Assay-Runner Dependabot Lane Flow

Internal Phase 2A reference. This page defines how maintainers handle dependency PRs when the Assay-Runner lane check requires delegated Linux/eBPF proof.

Scope

The Assay-Runner Lane Check / lane-check workflow treats runner-impacting dependency bumps the same way it treats maintainer-authored runner changes: the PR must record a successful manual Runner Spike Delegated run that matches the PR head SHA and required gate.

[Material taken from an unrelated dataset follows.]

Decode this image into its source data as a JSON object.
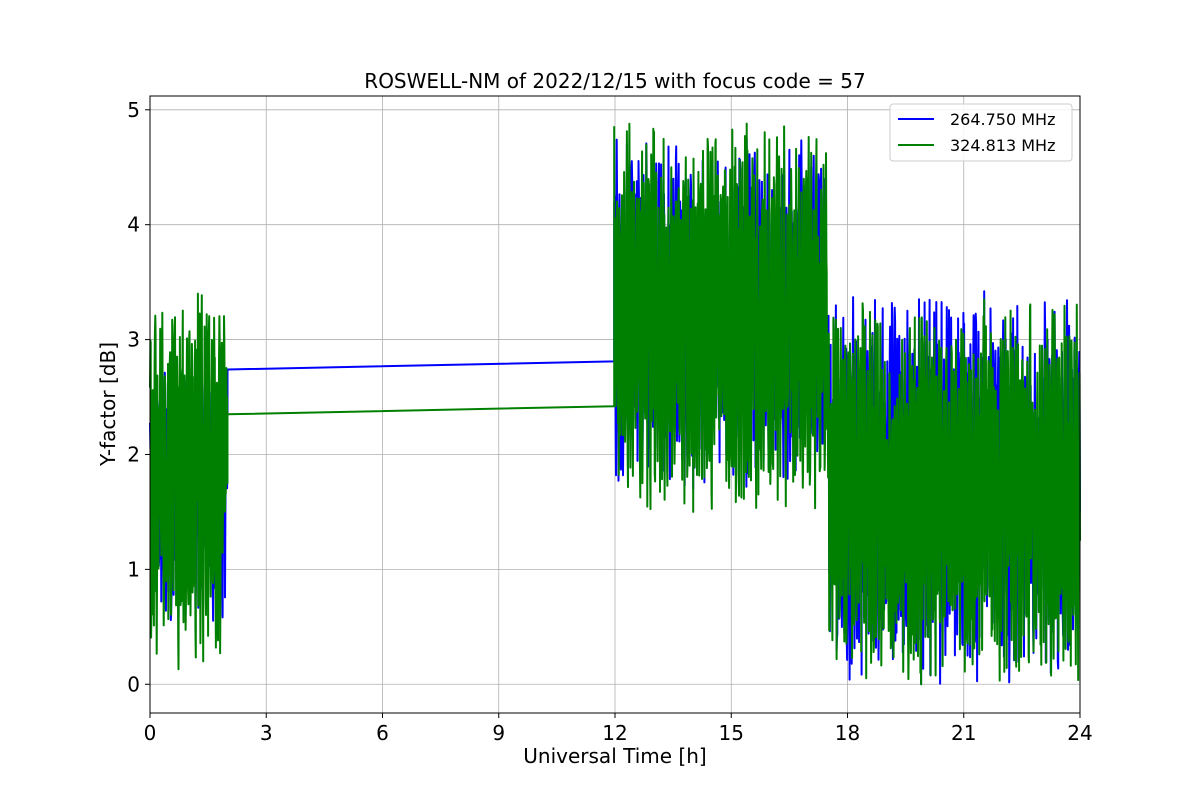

Dependabot cannot perform the manual parts of that flow. It cannot dispatch the self-hosted delegated workflow, decide whether fixture assertions need coupled updates, or add the final proof comment. A maintainer owns those steps.

This page does not make the delegated workflow automatic. The delegated lane remains workflow_dispatch only.

If GitHub's PR metadata API is temporarily unavailable, the lane-check helper may classify changed files from the local git diff plus GITHUB_EVENT_PATH payload. Comment evidence is optional on that degradation path: the PR body remains the primary evidence carrier, and runner-impacting PRs still fail unless matching delegated proof can be read from the body or available comments.

Runner-Impacting Dependency Surfaces

Treat these dependency changes as runner-impacting:

  • runner-fixtures/openai-agents/package.json
  • runner-fixtures/openai-agents/package-lock.json
  • @openai/agents, zod, and related OpenAI Agents fixture dependencies
  • aya, aya-ebpf, aya-log-ebpf, and BPF/runtime dependency bumps
  • workspace dependency bumps that can affect assay-runner-spike, assay-monitor, assay-ebpf, assay-cli, policy correlation, or runner fixtures

When in doubt, follow the CI lane contract and default to the highest applicable delegated gate.

Maintainer Flow

  1. Inspect the dependency bump and the lane-check comment.
  2. If the bump requires coupled fixture or assertion updates, push those changes from a maintainer branch or open a replacement PR. Do not ask Dependabot to carry manual runner-contract edits.
  3. Wait until the PR head SHA is final.
  4. Dispatch Runner Spike Delegated manually with the gate named by the lane-check comment.
  5. Add a maintainer comment to the PR:
Assay-Runner delegated proof:
- gate: <kernel-only|kernel-policy|openai-agents-kernel-policy|all>
- run: https://github.com/Rul1an/assay/actions/runs/<run_id>
- sha: <current-pr-head-sha>
  1. Confirm Assay-Runner Lane Check / lane-check passes after the comment is posted.
  2. If Dependabot rebases or force-pushes, repeat the delegated dispatch. Proof for an older head SHA must not satisfy the check.

Grouped Dependabot PRs follow the highest required gate across all bumped dependencies. If a grouped PR mixes fixture bumps with workspace or runtime bumps, dispatch the broader gate and verify the lane-check comment names the same gate.

Fixture Dependency Bumps

For @openai/agents or fixture dependency updates:

See the fixture dependency upgrade contract for the full fixture procedure. This section captures only the Dependabot-specific maintainer path for delegated-proof recording.

  • verify the deterministic fixture still emits the accepted SDK event sequence;
  • update the SDK version assertion only when the dependency bump intentionally changes the accepted fixture instance;
  • dispatch gates=openai-agents-kernel-policy unless the change also touches a broader runner surface that requires gates=all;
  • keep live model calls and live credentials out of the fixture.

If the bump changes tool-call identity behavior, stop. The v0 contract requires stable tool_call_id; supporting call-id-less behavior requires a separate fallback contract, fixture, and ambiguity model.

BPF or Runtime Dependency Bumps

For aya, aya-ebpf, aya-log-ebpf, or workspace dependency bumps that can change monitor, eBPF, cgroup, or archive behavior:

  • dispatch gates=all;
  • keep build_ebpf=true;
  • require ringbuf_drops=0, kernel_layer=complete, and cgroup_correlation=clean exactly as in the Phase 1 acceptance lane.

Interaction With Auto-Merge

If Dependabot auto-merge is enabled, runner-impacting bumps stay blocked until a maintainer dispatches the delegated gate and records matching proof. This is intentional. Auto-merge must not bypass the delegated proof requirement.

Non-Goals

  • Do not add pull_request, push, or schedule triggers to Runner Spike Delegated.
  • Do not auto-dispatch the self-hosted delegated runner from Dependabot PRs in Phase 2A.
  • Do not let a Dependabot PR merge with a delegated run from an older head SHA.
  • Do not weaken the delegated acceptance bar for dependency updates.